Here's one that never made it to Oprah's Book Club: the book The Simple Truths of Service, which tells the story of Johnny the Bagger. It's 76 pages long, literally a 15 minute read. I encourage you to read the book, but here is a video the authors Ken Blanchard and Barbara Glantz created from the book. By the end, not only will you be smiling, but you will innately begin thinking about your personal "signature" and vocational values.
I always wanted my signature to be unmatched customer care; thus, I get turned on when I see someone else with the same aspirations. All the more so when I see them achieve it.
My son, daughter-in law, and newborn grandson live in a small apartment building. Recently they saw one of the maintenance folks and chatted a bit about the new baby. A few days later they get a card from the multi-building owner/landlord welcoming their newest tenant. The card read, "You're the person we've been waiting for."

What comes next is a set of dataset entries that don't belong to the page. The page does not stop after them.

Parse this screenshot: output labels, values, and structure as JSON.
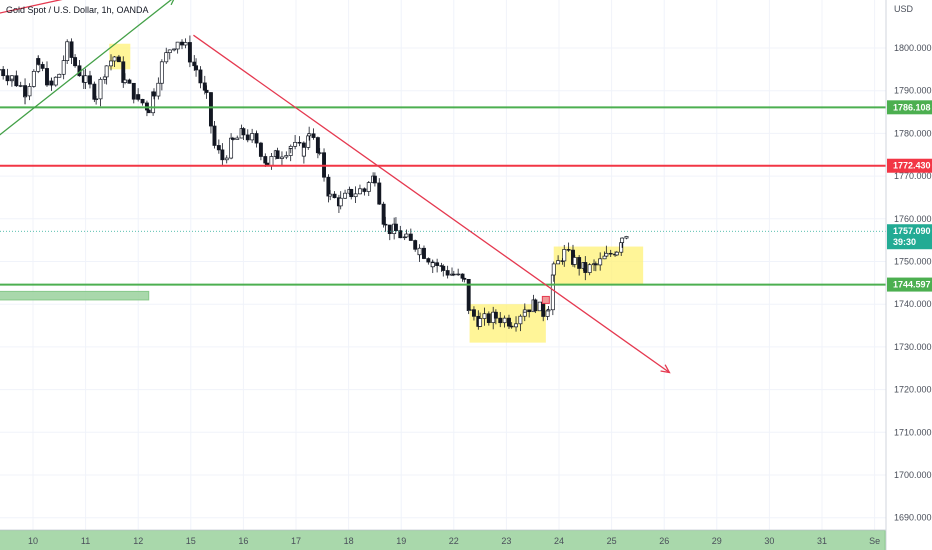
{
  "chart_data": {
    "type": "candlestick",
    "title": "Gold Spot / U.S. Dollar, 1h, OANDA",
    "currency": "USD",
    "ylim": [
      1675,
      1813
    ],
    "grid": true,
    "x_tick_labels": [
      {
        "label": "10",
        "day": 10
      },
      {
        "label": "11",
        "day": 11
      },
      {
        "label": "12",
        "day": 12
      },
      {
        "label": "15",
        "day": 13
      },
      {
        "label": "16",
        "day": 14
      },
      {
        "label": "17",
        "day": 15
      },
      {
        "label": "18",
        "day": 16
      },
      {
        "label": "19",
        "day": 17
      },
      {
        "label": "22",
        "day": 18
      },
      {
        "label": "23",
        "day": 19
      },
      {
        "label": "24",
        "day": 20
      },
      {
        "label": "25",
        "day": 21
      },
      {
        "label": "26",
        "day": 22
      },
      {
        "label": "29",
        "day": 23
      },
      {
        "label": "30",
        "day": 24
      },
      {
        "label": "31",
        "day": 25
      },
      {
        "label": "Se",
        "day": 26
      }
    ],
    "y_ticks": [
      1680,
      1690,
      1700,
      1710,
      1720,
      1730,
      1740,
      1750,
      1760,
      1770,
      1780,
      1790,
      1800
    ],
    "y_tick_labels": [
      "1680.000",
      "1690.000",
      "1700.000",
      "1710.000",
      "1720.000",
      "1730.000",
      "1740.000",
      "1750.000",
      "1760.000",
      "1770.000",
      "1780.000",
      "1790.000",
      "1800.000"
    ],
    "price_path": [
      [
        9.35,
        1795
      ],
      [
        9.6,
        1793
      ],
      [
        9.85,
        1790
      ],
      [
        10.1,
        1796
      ],
      [
        10.35,
        1791
      ],
      [
        10.5,
        1794
      ],
      [
        10.65,
        1800
      ],
      [
        10.8,
        1796
      ],
      [
        11.0,
        1792
      ],
      [
        11.2,
        1789
      ],
      [
        11.4,
        1796
      ],
      [
        11.55,
        1798
      ],
      [
        11.75,
        1792
      ],
      [
        12.0,
        1788
      ],
      [
        12.2,
        1786
      ],
      [
        12.3,
        1790
      ],
      [
        12.45,
        1796
      ],
      [
        12.6,
        1800
      ],
      [
        12.75,
        1802
      ],
      [
        12.9,
        1800
      ],
      [
        13.1,
        1795
      ],
      [
        13.3,
        1788
      ],
      [
        13.45,
        1777
      ],
      [
        13.6,
        1774
      ],
      [
        13.8,
        1778
      ],
      [
        14.0,
        1780
      ],
      [
        14.25,
        1778
      ],
      [
        14.45,
        1773
      ],
      [
        14.65,
        1775
      ],
      [
        14.9,
        1777
      ],
      [
        15.15,
        1776
      ],
      [
        15.25,
        1781
      ],
      [
        15.45,
        1774
      ],
      [
        15.65,
        1765
      ],
      [
        15.85,
        1764
      ],
      [
        16.05,
        1766
      ],
      [
        16.3,
        1767
      ],
      [
        16.5,
        1770
      ],
      [
        16.7,
        1758
      ],
      [
        16.9,
        1757
      ],
      [
        17.1,
        1755
      ],
      [
        17.35,
        1753
      ],
      [
        17.6,
        1750
      ],
      [
        17.8,
        1748
      ],
      [
        18.0,
        1747
      ],
      [
        18.2,
        1745
      ],
      [
        18.3,
        1738
      ],
      [
        18.5,
        1736
      ],
      [
        18.8,
        1737
      ],
      [
        19.1,
        1736
      ],
      [
        19.35,
        1739
      ],
      [
        19.55,
        1740
      ],
      [
        19.7,
        1738
      ],
      [
        19.8,
        1740
      ],
      [
        19.9,
        1748
      ],
      [
        20.1,
        1752
      ],
      [
        20.3,
        1750
      ],
      [
        20.5,
        1748
      ],
      [
        20.7,
        1749
      ],
      [
        20.9,
        1751
      ],
      [
        21.1,
        1753
      ],
      [
        21.2,
        1756
      ],
      [
        21.3,
        1757.09
      ]
    ],
    "ohlc_seed": 7,
    "horizontal_levels": [
      {
        "name": "resistance-1786",
        "price": 1786.108,
        "label": "1786.108",
        "color": "#4caf50"
      },
      {
        "name": "resistance-1772",
        "price": 1772.43,
        "label": "1772.430",
        "color": "#f23645"
      },
      {
        "name": "support-1744",
        "price": 1744.597,
        "label": "1744.597",
        "color": "#4caf50"
      }
    ],
    "last_price": {
      "price": 1757.09,
      "label": "1757.090",
      "countdown": "39:30",
      "color": "#22ab94"
    },
    "trend_lines": [
      {
        "name": "downtrend-line",
        "from": [
          13.05,
          1803
        ],
        "to": [
          22.1,
          1724
        ],
        "color": "#e53950",
        "arrow": true
      },
      {
        "name": "uptrend-line",
        "from": [
          9.3,
          1779
        ],
        "to": [
          12.7,
          1812
        ],
        "color": "#43a047",
        "arrow": true
      },
      {
        "name": "upper-red-line",
        "from": [
          9.3,
          1808
        ],
        "to": [
          11.9,
          1815
        ],
        "color": "#e53950",
        "arrow": true
      }
    ],
    "highlight_boxes": [
      {
        "name": "yellow-box-top",
        "x": [
          11.45,
          11.85
        ],
        "y": [
          1795,
          1801
        ],
        "color": "#fff176"
      },
      {
        "name": "yellow-box-low",
        "x": [
          18.3,
          19.75
        ],
        "y": [
          1731,
          1740
        ],
        "color": "#fff176"
      },
      {
        "name": "yellow-box-high",
        "x": [
          19.9,
          21.6
        ],
        "y": [
          1744.5,
          1753.5
        ],
        "color": "#fff176"
      }
    ],
    "green_zones": [
      {
        "name": "green-zone-left",
        "x": [
          9.3,
          12.2
        ],
        "y": [
          1741,
          1743
        ]
      },
      {
        "name": "green-zone-bottom",
        "x": [
          9.3,
          26.2
        ],
        "y": [
          1677,
          1687
        ]
      }
    ],
    "marker": {
      "name": "entry-marker",
      "x": 19.75,
      "y": 1741,
      "color": "#e53950"
    }
  }
}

This gesture struck me because property management companies are not typically in the business of customer service. (I despise that word SERVICE...everyone thinks they offer it and so few deliver it or understand it. It's all about CARE.) My kids already signed their lease. There's no more business to be done, and do they think that this card is going to be the difference between the kids renewing or moving out?
The ONLY reason for the card, the real signature, is to let their tenants know that "we care".
Your Mistakes Define You...In The Most Positive Way
Signatures can take on a couple of different identities. In the world of client/customer/congregant-care, you don't generally receive a standing ovation for doing what you're supposed to be doing. It's your job to make that hospital visit, to check the legal precedent, to call when the desired item comes in.
But what separates you from those service providers is how you handle that "whoops." How you recoup from mistakes can be the difference between quality care and inattentiveness.
When I had my men's clothing store, each time a customer picked up a garment, tried it on, and exclaimed that "these pants are way too tight and I don't know when I can come back to try them on again," I saw an opportunity. Here is a chance to not only impress, recover, and retain a customer but a chance to get someone to brag about me to his friends.
By merely offering him a cup of coffee (and, let's be honest, sometimes a shot of Crown Royal) asking him about his job or his kids, and using the 15 minutes it takes to let the waist out by showing him I care, I turned the tables and turned a potentially lost customer into an ally. If the tailoring took more than 15 minutes? No problem. I would send him on his way and drop it off later at his home or office.
We received referral after referral based on scenarios like this.
Creating Your Signature
Signatures can be overt, like always handwriting your thank you notes and making them personal, or the Johnny the Bagger way. Or, they can be subtle. The important thing is that they are constant and ingrained in what you do. Paying attention to details, so often overlooked, can be the easiest signature... remembering someone's name after your first encounter or picking up from the last conversation you had with them. Making sure your waiting room has fresh coffee and a plate of cookies... making sure your store's sidewalk is perfectly shoveled, walking around and greeting all of your congregants personally before services begin (my rabbi actually does this), quickly and efficiently handle your mistakes.
I keep thinking of my son's landlords. They clearly understand that the small touches add up to a much larger whole, that the greeting card most certainly contributes in a substantial way to an environment we want to be part of.
Create your signature, create it from within, from whom you are. And then start signing it.